Geo-temporal named entity recognition in multilingual picture collections
Hans Paulussen and Dirk De Hertog
This talk describes the creation of a gold standard for Named Entity Recognition (NER), limited to spatio-temporal relations as applied to descriptions of multilingual picture collections. The gold standard will be used for training NER-tools as part of the UGESCO project which aims at developing geo-temporal (meta)data extraction routines and enrichment tools.
The challenges are related to the nature and the type of texts used for picture descriptions and the types of enrichments required for geo-temporal named entity recognition. The main issue is the brevity and the structure of the photo descriptions. Text samples describing pictures are usually short texts, lacking co-textual information. Description fields often have a reduced syntactic structure which requires specific training and/or adaptation of the existing NLP tools. Text brevity also has an influence in multilingual contexts. The database of photo descriptions covers Dutch and French text samples, which can be a tricky problem for automatic language identification.

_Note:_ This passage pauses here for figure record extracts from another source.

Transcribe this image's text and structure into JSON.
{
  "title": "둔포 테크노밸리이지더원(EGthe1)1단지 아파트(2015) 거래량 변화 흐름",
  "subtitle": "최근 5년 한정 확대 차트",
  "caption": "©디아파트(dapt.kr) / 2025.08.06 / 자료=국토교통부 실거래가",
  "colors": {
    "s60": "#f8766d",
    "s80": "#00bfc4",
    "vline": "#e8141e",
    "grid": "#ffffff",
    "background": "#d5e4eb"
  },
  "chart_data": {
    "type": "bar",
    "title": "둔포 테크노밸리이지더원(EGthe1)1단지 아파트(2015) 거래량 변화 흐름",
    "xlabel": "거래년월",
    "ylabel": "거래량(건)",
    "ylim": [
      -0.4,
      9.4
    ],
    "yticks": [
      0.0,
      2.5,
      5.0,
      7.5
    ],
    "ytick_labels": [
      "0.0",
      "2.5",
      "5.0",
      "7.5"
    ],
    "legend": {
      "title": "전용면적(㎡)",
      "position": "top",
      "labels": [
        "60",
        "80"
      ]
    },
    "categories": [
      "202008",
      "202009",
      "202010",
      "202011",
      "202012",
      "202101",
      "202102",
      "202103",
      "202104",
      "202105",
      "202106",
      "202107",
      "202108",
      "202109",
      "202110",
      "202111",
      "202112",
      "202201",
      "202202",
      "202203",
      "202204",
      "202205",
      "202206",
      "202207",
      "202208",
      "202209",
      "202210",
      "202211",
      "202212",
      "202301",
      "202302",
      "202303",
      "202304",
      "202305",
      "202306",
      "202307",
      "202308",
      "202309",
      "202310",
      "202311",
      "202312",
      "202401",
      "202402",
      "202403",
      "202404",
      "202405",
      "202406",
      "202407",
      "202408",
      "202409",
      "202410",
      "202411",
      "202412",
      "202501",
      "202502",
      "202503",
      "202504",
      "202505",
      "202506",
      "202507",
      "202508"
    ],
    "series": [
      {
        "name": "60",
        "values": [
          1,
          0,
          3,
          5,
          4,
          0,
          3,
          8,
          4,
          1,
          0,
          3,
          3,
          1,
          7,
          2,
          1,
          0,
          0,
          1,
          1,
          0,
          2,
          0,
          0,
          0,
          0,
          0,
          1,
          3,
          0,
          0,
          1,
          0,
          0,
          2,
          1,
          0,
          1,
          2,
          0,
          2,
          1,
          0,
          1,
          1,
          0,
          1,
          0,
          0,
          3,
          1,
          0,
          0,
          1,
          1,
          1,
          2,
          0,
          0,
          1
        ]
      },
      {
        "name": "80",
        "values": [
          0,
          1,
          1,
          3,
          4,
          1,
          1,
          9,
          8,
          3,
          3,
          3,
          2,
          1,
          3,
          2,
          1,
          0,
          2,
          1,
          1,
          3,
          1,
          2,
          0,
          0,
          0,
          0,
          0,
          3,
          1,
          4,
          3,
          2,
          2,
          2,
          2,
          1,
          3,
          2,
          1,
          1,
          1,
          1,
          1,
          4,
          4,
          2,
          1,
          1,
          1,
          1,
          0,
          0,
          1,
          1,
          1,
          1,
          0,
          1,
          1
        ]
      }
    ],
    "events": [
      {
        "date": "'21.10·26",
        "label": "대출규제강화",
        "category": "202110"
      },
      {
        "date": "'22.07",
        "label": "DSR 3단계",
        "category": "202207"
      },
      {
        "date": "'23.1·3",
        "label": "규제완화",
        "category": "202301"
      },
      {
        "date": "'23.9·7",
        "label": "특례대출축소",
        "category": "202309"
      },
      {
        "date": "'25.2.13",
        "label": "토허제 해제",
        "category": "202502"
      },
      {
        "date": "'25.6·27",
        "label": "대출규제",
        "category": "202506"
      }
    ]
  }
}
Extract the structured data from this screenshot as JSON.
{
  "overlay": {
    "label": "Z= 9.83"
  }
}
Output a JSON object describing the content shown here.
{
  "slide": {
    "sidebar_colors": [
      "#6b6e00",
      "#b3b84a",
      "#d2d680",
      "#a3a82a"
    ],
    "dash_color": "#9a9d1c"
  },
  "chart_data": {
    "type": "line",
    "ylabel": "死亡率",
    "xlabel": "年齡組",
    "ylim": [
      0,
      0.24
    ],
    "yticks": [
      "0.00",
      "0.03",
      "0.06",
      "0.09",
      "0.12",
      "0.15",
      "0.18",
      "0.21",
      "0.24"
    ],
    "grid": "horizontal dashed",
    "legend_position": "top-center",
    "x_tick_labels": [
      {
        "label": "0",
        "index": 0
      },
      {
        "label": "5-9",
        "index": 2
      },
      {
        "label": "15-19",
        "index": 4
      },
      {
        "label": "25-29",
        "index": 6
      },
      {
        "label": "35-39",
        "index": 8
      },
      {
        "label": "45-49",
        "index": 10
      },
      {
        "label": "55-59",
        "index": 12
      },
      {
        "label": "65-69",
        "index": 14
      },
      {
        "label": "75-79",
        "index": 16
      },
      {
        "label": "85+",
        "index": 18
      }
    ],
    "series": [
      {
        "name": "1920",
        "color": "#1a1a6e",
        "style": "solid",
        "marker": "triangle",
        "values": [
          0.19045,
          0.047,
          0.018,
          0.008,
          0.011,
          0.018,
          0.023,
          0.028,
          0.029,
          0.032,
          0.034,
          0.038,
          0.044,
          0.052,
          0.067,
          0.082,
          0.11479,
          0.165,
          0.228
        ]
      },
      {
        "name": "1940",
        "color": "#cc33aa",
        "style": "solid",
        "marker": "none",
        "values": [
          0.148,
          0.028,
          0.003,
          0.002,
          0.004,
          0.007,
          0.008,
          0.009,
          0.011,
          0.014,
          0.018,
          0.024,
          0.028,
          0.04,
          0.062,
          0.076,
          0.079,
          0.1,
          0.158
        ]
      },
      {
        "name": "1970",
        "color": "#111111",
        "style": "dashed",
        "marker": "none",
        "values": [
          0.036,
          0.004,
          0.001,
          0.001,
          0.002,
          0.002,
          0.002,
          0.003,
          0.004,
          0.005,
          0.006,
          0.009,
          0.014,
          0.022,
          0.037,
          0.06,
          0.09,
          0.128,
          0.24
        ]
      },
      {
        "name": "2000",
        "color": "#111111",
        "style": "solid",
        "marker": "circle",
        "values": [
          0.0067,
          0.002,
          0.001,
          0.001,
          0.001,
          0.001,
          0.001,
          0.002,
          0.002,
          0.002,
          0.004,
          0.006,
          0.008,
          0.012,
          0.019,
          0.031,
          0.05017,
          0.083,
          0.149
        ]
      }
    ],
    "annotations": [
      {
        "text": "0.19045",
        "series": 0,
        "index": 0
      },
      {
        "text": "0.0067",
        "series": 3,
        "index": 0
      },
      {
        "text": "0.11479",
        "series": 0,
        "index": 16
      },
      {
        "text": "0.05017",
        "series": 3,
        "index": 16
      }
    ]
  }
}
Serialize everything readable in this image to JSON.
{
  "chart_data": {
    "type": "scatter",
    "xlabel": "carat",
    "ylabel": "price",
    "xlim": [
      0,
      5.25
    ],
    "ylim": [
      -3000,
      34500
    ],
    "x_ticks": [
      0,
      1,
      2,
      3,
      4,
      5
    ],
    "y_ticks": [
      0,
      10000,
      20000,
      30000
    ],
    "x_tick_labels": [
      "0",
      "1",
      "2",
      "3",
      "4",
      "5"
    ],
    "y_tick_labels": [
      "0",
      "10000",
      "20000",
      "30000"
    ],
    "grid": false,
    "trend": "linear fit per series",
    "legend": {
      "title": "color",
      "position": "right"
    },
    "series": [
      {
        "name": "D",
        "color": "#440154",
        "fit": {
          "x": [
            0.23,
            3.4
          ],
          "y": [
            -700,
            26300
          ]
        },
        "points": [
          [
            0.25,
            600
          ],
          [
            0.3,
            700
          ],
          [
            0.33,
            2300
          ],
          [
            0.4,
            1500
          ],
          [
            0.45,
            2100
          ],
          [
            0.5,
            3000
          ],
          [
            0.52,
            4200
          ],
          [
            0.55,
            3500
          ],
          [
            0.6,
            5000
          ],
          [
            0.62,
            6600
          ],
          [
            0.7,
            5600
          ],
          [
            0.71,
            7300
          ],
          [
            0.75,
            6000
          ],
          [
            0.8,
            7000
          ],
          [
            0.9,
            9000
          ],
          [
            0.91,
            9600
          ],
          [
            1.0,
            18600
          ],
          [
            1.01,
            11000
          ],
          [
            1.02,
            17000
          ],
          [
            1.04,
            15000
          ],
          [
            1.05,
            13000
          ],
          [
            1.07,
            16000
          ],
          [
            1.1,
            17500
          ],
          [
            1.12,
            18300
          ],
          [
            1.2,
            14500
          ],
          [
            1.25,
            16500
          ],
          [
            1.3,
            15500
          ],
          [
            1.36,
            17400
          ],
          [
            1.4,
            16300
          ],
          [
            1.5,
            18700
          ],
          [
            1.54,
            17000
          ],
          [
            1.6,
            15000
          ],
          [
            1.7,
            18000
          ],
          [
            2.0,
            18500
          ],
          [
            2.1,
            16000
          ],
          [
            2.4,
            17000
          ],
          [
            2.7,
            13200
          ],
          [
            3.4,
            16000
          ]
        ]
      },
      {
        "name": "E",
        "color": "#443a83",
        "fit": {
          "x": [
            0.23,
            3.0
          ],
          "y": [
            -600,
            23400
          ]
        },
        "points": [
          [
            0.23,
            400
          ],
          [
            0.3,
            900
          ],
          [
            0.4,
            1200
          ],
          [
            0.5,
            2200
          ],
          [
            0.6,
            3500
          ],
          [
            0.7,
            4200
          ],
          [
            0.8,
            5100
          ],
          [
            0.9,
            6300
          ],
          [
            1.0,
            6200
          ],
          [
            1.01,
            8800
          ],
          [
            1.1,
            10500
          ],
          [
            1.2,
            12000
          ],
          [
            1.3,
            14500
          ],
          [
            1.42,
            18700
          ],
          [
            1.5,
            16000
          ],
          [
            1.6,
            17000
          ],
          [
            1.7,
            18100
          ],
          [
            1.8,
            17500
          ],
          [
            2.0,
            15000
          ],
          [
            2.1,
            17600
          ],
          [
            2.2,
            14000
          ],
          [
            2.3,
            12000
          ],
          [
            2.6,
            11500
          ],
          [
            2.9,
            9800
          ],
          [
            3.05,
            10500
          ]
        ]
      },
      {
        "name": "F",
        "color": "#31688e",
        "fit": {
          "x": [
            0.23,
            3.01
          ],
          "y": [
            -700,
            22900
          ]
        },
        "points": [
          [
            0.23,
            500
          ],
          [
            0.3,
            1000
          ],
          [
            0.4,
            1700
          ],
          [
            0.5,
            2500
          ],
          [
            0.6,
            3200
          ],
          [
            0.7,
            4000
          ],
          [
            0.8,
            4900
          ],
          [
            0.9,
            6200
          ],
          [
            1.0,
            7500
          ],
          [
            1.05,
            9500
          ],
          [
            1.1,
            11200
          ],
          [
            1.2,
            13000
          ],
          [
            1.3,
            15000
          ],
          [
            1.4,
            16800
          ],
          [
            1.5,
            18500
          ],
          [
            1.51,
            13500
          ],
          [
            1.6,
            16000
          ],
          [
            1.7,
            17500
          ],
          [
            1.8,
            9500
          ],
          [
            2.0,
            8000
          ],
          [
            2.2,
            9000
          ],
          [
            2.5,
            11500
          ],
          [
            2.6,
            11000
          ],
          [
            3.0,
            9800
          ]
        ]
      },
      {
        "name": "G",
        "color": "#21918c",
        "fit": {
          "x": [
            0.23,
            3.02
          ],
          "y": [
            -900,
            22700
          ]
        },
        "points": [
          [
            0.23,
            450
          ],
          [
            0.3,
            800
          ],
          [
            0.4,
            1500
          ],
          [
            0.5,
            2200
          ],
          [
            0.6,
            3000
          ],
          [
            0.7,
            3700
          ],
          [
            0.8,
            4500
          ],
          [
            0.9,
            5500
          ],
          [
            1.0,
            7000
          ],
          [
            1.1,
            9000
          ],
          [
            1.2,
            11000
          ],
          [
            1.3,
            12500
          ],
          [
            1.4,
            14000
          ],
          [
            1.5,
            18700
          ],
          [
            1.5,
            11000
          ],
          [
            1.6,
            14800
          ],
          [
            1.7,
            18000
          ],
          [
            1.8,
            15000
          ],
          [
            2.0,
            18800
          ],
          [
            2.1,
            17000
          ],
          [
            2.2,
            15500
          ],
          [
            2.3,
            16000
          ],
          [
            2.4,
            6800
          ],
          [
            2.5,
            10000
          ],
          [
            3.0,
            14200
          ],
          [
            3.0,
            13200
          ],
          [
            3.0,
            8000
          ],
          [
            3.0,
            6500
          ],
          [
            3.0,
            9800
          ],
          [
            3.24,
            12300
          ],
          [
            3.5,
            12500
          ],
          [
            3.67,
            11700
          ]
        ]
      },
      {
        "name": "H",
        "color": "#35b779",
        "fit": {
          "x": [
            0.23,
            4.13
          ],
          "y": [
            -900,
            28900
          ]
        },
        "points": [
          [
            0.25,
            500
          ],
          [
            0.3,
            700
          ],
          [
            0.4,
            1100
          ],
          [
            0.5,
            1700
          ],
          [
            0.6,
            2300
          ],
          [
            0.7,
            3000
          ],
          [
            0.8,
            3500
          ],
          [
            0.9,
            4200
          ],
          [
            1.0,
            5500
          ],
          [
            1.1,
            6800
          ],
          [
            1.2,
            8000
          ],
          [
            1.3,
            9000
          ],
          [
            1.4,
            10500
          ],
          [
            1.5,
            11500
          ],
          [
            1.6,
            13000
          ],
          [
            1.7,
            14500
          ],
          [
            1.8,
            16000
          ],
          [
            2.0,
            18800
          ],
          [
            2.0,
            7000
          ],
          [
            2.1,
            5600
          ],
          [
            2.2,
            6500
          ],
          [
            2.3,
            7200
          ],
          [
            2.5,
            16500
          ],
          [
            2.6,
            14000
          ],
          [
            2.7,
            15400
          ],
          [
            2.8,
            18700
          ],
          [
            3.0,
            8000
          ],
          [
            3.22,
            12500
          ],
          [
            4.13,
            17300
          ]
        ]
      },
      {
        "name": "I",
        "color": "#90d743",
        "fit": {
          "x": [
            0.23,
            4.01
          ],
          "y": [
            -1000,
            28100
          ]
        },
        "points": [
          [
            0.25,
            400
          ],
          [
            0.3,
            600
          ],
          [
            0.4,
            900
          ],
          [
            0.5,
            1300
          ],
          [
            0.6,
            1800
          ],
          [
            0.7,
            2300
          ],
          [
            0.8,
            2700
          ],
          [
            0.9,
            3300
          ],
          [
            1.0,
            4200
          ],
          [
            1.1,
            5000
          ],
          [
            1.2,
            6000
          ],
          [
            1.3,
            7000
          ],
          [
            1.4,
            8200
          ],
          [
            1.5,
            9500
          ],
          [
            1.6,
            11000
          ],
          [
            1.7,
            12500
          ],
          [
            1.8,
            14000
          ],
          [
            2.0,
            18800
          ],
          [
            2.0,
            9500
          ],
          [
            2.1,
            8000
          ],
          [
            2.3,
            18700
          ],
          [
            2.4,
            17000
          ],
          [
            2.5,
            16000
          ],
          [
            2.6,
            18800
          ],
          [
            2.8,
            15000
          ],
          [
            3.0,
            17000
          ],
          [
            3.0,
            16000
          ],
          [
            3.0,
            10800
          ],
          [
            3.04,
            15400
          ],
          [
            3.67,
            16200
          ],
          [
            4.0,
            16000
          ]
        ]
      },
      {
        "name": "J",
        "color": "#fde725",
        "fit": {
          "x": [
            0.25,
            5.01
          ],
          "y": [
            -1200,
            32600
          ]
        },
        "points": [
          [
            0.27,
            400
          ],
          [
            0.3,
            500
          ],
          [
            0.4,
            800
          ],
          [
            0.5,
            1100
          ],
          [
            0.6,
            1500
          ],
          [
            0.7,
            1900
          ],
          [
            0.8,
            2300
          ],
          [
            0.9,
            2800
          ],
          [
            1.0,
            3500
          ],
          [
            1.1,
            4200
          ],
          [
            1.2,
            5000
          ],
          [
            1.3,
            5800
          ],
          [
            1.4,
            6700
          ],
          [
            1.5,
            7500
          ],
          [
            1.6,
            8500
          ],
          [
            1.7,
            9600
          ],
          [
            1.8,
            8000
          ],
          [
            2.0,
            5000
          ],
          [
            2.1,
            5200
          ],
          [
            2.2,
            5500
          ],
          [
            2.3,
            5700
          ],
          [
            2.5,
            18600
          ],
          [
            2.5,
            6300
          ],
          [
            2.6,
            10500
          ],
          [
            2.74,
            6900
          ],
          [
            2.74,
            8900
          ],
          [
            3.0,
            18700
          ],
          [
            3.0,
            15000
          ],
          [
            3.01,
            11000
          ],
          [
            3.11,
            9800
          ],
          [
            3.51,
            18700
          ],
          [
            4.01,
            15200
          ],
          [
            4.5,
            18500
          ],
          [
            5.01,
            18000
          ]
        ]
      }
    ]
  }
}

Previous NER research tasks have mainly focused on broad NE categories (i.e. persons, organisations and locations) found in mainly journalistic texts. In this project, the focus is on subcategories of time and location. In other words, we limit the general NE categories, but expand the granularity of the subcategories of time and location.
The granularity of locations has an influence on the type of annotations used. Whereas general NE categories cover mainly proper nouns, the location subcategories require multi word units, not limited to proper nouns.